Hey Dirk. I recently ran into the wine memory allocation problems that you mentioned with qemu-i386-static chroot on an RPi4. Running `wineboot` gives me "preloader: Warning: failed to reserve range 00010000-00110000" and "vm.mmap_min_addr=0" wine bug fixes inside my chroot don't work to resolve them. Would there be any chance I could get a script or instructions on how to custom-compile qemu with those memory addresses open like you did?

I'm not quite sure what you meant by the -B or -R options in qemu (I don't see these options under `./configure --help`). I've been trying for a few years to get Winlink (32 bit) running on a Raspberry Pi for ham radio purposes (low power portable email over radio) and would love to know more about your endeavors.

I don't want to hijack your thread, but my github project page is github.com/WheezyE/Winelink if you wanted to reply there in an issue tracker.

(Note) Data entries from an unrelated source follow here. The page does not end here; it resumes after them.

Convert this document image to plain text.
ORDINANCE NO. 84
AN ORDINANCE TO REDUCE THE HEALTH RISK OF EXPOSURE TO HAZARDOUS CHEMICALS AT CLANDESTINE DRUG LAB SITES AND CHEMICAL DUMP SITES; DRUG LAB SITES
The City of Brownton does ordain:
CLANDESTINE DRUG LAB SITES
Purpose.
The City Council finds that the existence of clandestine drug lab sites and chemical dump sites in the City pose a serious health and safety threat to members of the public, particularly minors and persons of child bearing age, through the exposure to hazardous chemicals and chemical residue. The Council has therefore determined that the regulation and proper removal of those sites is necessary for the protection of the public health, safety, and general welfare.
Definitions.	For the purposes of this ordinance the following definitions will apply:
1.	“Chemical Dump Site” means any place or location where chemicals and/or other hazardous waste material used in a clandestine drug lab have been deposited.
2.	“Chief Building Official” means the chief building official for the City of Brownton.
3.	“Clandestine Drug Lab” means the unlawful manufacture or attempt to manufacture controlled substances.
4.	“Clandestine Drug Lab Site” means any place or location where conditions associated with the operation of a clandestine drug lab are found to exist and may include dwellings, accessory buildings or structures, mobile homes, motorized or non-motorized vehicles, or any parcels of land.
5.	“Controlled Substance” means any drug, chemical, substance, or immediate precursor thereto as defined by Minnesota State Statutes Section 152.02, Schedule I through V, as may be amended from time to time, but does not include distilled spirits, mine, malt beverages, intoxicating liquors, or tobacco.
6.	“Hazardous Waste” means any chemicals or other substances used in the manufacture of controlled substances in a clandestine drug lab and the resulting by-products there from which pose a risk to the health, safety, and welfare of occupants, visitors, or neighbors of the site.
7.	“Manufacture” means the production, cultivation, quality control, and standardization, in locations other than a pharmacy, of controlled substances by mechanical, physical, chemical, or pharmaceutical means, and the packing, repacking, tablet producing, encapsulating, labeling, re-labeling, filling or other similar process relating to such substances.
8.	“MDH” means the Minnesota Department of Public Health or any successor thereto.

In case your 16 bit installers are still giving you heck, I also know of a trick where you can install everything in a wineprefix on another computer, tar the prefix on that computer (to preserve symlinks), copy to a flashdrive, then copy to your Pi & untar the wineprefix there. This "transplanting" or "side-loading" can get around the installer issues while still letting you run the software on your Pi inside your chroot.